Members of the Cooper family own a total of more than 300 acres in the Cherry Hill community outside Moncks Corner. The land goes back more than 100 years in the family name, rife with stories of Farmers Home Administration discrimination.
For generations, federal farm service lenders defrauded more than 100,000 small farm owners who were black, across the nation but largely in the Southeast. Lenders overpriced loans against land equity to the point where some owners were bankrupted and lost their land. In 2010, after years of legal challenges, the department agreed to a $1.25 billion settlement of lawsuits filed by advocacy groups.
“We talk about this a lot, in terms of the honesty factor,” Cooper-Carter said about her family and the history with the U.S. Department of Agriculture.

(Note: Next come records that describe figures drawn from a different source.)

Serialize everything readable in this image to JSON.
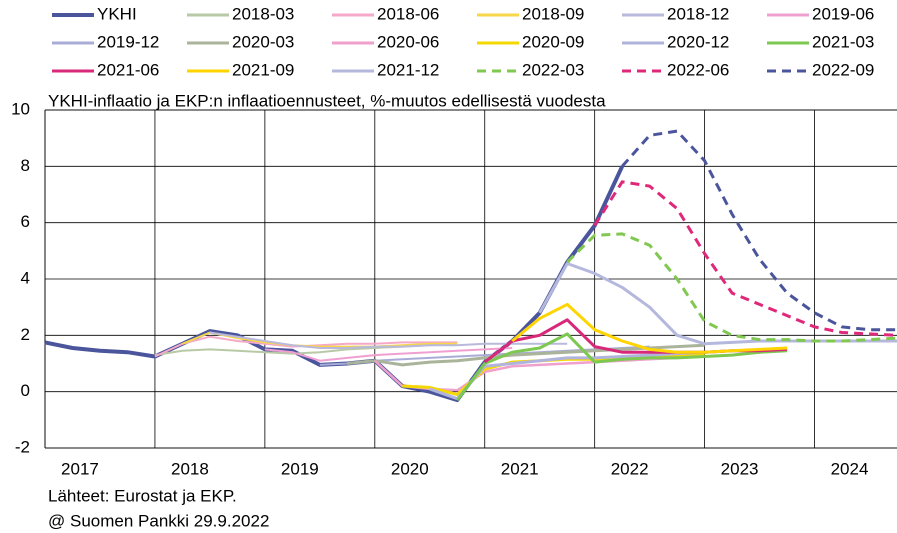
{
  "chart_data": {
    "type": "line",
    "title": "YKHI-inflaatio ja EKP:n inflaatioennusteet, %-muutos edellisestä vuodesta",
    "source": "Lähteet: Eurostat ja EKP.",
    "note": "@ Suomen Pankki 29.9.2022",
    "x": [
      2017,
      2017.25,
      2017.5,
      2017.75,
      2018,
      2018.25,
      2018.5,
      2018.75,
      2019,
      2019.25,
      2019.5,
      2019.75,
      2020,
      2020.25,
      2020.5,
      2020.75,
      2021,
      2021.25,
      2021.5,
      2021.75,
      2022,
      2022.25,
      2022.5,
      2022.75,
      2023,
      2023.25,
      2023.5,
      2023.75,
      2024,
      2024.25,
      2024.5,
      2024.75
    ],
    "xlim": [
      2017,
      2024.75
    ],
    "xticks": [
      2017,
      2018,
      2019,
      2020,
      2021,
      2022,
      2023,
      2024
    ],
    "ylim": [
      -2,
      10
    ],
    "yticks": [
      -2,
      0,
      2,
      4,
      6,
      8,
      10
    ],
    "grid": true,
    "series": [
      {
        "name": "YKHI",
        "color": "#4b559c",
        "width": 4,
        "values": [
          1.75,
          1.55,
          1.45,
          1.4,
          1.25,
          1.7,
          2.15,
          2.0,
          1.5,
          1.45,
          0.95,
          1.0,
          1.1,
          0.2,
          0.0,
          -0.3,
          1.05,
          1.8,
          2.8,
          4.6,
          5.9,
          8.0,
          null,
          null,
          null,
          null,
          null,
          null,
          null,
          null,
          null,
          null
        ]
      },
      {
        "name": "2018-03",
        "color": "#b7c9a5",
        "width": 2,
        "values": [
          null,
          null,
          null,
          null,
          1.3,
          1.45,
          1.5,
          1.45,
          1.4,
          1.35,
          1.4,
          1.5,
          1.55,
          1.6,
          1.65,
          1.7,
          null,
          null,
          null,
          null,
          null,
          null,
          null,
          null,
          null,
          null,
          null,
          null,
          null,
          null,
          null,
          null
        ]
      },
      {
        "name": "2018-06",
        "color": "#f5a9c8",
        "width": 2,
        "values": [
          null,
          null,
          null,
          null,
          1.25,
          1.7,
          1.95,
          1.8,
          1.7,
          1.6,
          1.65,
          1.7,
          1.7,
          1.75,
          1.75,
          1.75,
          null,
          null,
          null,
          null,
          null,
          null,
          null,
          null,
          null,
          null,
          null,
          null,
          null,
          null,
          null,
          null
        ]
      },
      {
        "name": "2018-09",
        "color": "#f7d64a",
        "width": 2,
        "values": [
          null,
          null,
          null,
          null,
          null,
          1.7,
          2.1,
          1.9,
          1.75,
          1.65,
          1.6,
          1.6,
          1.6,
          1.65,
          1.7,
          1.7,
          null,
          null,
          null,
          null,
          null,
          null,
          null,
          null,
          null,
          null,
          null,
          null,
          null,
          null,
          null,
          null
        ]
      },
      {
        "name": "2018-12",
        "color": "#b9b9dc",
        "width": 2,
        "values": [
          null,
          null,
          null,
          null,
          null,
          null,
          2.1,
          1.95,
          1.8,
          1.65,
          1.55,
          1.55,
          1.6,
          1.6,
          1.65,
          1.65,
          1.7,
          1.7,
          1.7,
          1.7,
          null,
          null,
          null,
          null,
          null,
          null,
          null,
          null,
          null,
          null,
          null,
          null
        ]
      },
      {
        "name": "2019-06",
        "color": "#f0a0d0",
        "width": 2,
        "values": [
          null,
          null,
          null,
          null,
          null,
          null,
          null,
          null,
          1.5,
          1.4,
          1.1,
          1.2,
          1.3,
          1.35,
          1.4,
          1.45,
          1.5,
          1.55,
          null,
          null,
          null,
          null,
          null,
          null,
          null,
          null,
          null,
          null,
          null,
          null,
          null,
          null
        ]
      },
      {
        "name": "2019-12",
        "color": "#a8acd6",
        "width": 2,
        "values": [
          null,
          null,
          null,
          null,
          null,
          null,
          null,
          null,
          null,
          null,
          0.95,
          1.0,
          1.1,
          1.15,
          1.2,
          1.25,
          1.3,
          1.35,
          1.4,
          1.45,
          1.5,
          1.55,
          1.6,
          null,
          null,
          null,
          null,
          null,
          null,
          null,
          null,
          null
        ]
      },
      {
        "name": "2020-03",
        "color": "#aab49a",
        "width": 3,
        "values": [
          null,
          null,
          null,
          null,
          null,
          null,
          null,
          null,
          null,
          null,
          null,
          1.0,
          1.1,
          0.95,
          1.05,
          1.1,
          1.2,
          1.3,
          1.35,
          1.4,
          1.45,
          1.5,
          1.55,
          1.6,
          1.65,
          null,
          null,
          null,
          null,
          null,
          null,
          null
        ]
      },
      {
        "name": "2020-06",
        "color": "#f0a0cc",
        "width": 2.5,
        "values": [
          null,
          null,
          null,
          null,
          null,
          null,
          null,
          null,
          null,
          null,
          null,
          null,
          1.1,
          0.2,
          0.1,
          0.05,
          0.7,
          0.9,
          0.95,
          1.0,
          1.05,
          1.1,
          1.15,
          1.2,
          1.25,
          null,
          null,
          null,
          null,
          null,
          null,
          null
        ]
      },
      {
        "name": "2020-09",
        "color": "#f5d800",
        "width": 3,
        "values": [
          null,
          null,
          null,
          null,
          null,
          null,
          null,
          null,
          null,
          null,
          null,
          null,
          null,
          0.2,
          0.15,
          -0.1,
          0.8,
          1.05,
          1.1,
          1.15,
          1.15,
          1.2,
          1.25,
          1.3,
          1.35,
          null,
          null,
          null,
          null,
          null,
          null,
          null
        ]
      },
      {
        "name": "2020-12",
        "color": "#b0b4dc",
        "width": 3,
        "values": [
          null,
          null,
          null,
          null,
          null,
          null,
          null,
          null,
          null,
          null,
          null,
          null,
          null,
          null,
          0.1,
          -0.25,
          0.9,
          1.0,
          1.1,
          1.2,
          1.2,
          1.25,
          1.3,
          1.35,
          1.4,
          1.45,
          null,
          null,
          null,
          null,
          null,
          null
        ]
      },
      {
        "name": "2021-03",
        "color": "#7cc850",
        "width": 3,
        "values": [
          null,
          null,
          null,
          null,
          null,
          null,
          null,
          null,
          null,
          null,
          null,
          null,
          null,
          null,
          null,
          -0.3,
          1.0,
          1.4,
          1.55,
          2.05,
          1.05,
          1.15,
          1.2,
          1.2,
          1.25,
          1.3,
          1.4,
          1.45,
          null,
          null,
          null,
          null
        ]
      },
      {
        "name": "2021-06",
        "color": "#d8287a",
        "width": 3,
        "values": [
          null,
          null,
          null,
          null,
          null,
          null,
          null,
          null,
          null,
          null,
          null,
          null,
          null,
          null,
          null,
          null,
          1.05,
          1.8,
          2.0,
          2.55,
          1.6,
          1.4,
          1.4,
          1.4,
          1.4,
          1.45,
          1.45,
          1.5,
          null,
          null,
          null,
          null
        ]
      },
      {
        "name": "2021-09",
        "color": "#ffd400",
        "width": 3,
        "values": [
          null,
          null,
          null,
          null,
          null,
          null,
          null,
          null,
          null,
          null,
          null,
          null,
          null,
          null,
          null,
          null,
          null,
          1.8,
          2.6,
          3.1,
          2.2,
          1.8,
          1.5,
          1.4,
          1.4,
          1.45,
          1.5,
          1.55,
          null,
          null,
          null,
          null
        ]
      },
      {
        "name": "2021-12",
        "color": "#b4b8dc",
        "width": 3,
        "values": [
          null,
          null,
          null,
          null,
          null,
          null,
          null,
          null,
          null,
          null,
          null,
          null,
          null,
          null,
          null,
          null,
          null,
          null,
          2.8,
          4.55,
          4.2,
          3.7,
          3.0,
          2.0,
          1.7,
          1.75,
          1.8,
          1.8,
          1.8,
          1.8,
          1.8,
          1.8
        ]
      },
      {
        "name": "2022-03",
        "color": "#80c850",
        "width": 3,
        "dash": true,
        "values": [
          null,
          null,
          null,
          null,
          null,
          null,
          null,
          null,
          null,
          null,
          null,
          null,
          null,
          null,
          null,
          null,
          null,
          null,
          null,
          4.6,
          5.55,
          5.6,
          5.2,
          4.0,
          2.5,
          2.0,
          1.85,
          1.85,
          1.8,
          1.8,
          1.85,
          1.9
        ]
      },
      {
        "name": "2022-06",
        "color": "#e0287a",
        "width": 3,
        "dash": true,
        "values": [
          null,
          null,
          null,
          null,
          null,
          null,
          null,
          null,
          null,
          null,
          null,
          null,
          null,
          null,
          null,
          null,
          null,
          null,
          null,
          null,
          5.9,
          7.45,
          7.3,
          6.5,
          4.9,
          3.5,
          3.1,
          2.7,
          2.3,
          2.1,
          2.05,
          2.0
        ]
      },
      {
        "name": "2022-09",
        "color": "#4b559c",
        "width": 3,
        "dash": true,
        "values": [
          null,
          null,
          null,
          null,
          null,
          null,
          null,
          null,
          null,
          null,
          null,
          null,
          null,
          null,
          null,
          null,
          null,
          null,
          null,
          null,
          null,
          8.0,
          9.1,
          9.25,
          8.2,
          6.3,
          4.7,
          3.5,
          2.8,
          2.3,
          2.2,
          2.2
        ]
      }
    ]
  }
}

But she decided she’d take a look at the opportunity to get mentoring and technical service help to manage the family’s traditional farmland as forestland.
Vilsack met with the Cooper family and other members of the Cherry Hill community Friday as presidential candidates combed South Carolina in advance of the two parties’ primaries. The visit was a centerpiece to the announcement of a $3.6 million conservation-oriented support program for private black forest owners, including $2 million in business or non-federal funds.
The program stems from a pilot program launched in the Lowcountry in 2013, which worked with 57 applicants, including Cooper-Carter. About 229 million acres of Southern forest is owned privately, including more than 12 million acres in South Carolina. About 16 million of that is owned by blacks and other minorities, according to federal numbers.
Vilsack’s visit followed his Friday morning announcement at Fort Stewart, Ga., of an overall $720 million program to support 84 conservation projects across the country to improve water quality, soil and habitat. That funding will include $500 million in business or non-federal money, according to a news release.
Asked about the timing of the visit a little more than a week ahead of the primaries, Vilsack gave a tiny wry grin and said, “I’m from Iowa. The caucuses are over.” Then he talked about the opportunity for candidates to appreciate the economic importance of conservation in rural areas.
About overcoming the distrust of the department among black farm communities, he said, “We’ve worked really, really hard in the past seven and a half years to create what I call a new era.” The department has targeted resources to lower income farmers and reconstituted its workforce to be more reflective of them, he said.
“I think it’s a different day, and it’s certainly a different USDA.”
For Cooper-Carter, the important part “is having the knowledge, knowing what we can do and how far we can go. Asking questions and then following up,” she said. “Here in South Carolina, forestry is one of the largest industries. Why not give minority landowners the tools and opportunity to keep the industry going? It creates jobs.”
Editor’s note: earlier versions of this story contained an error.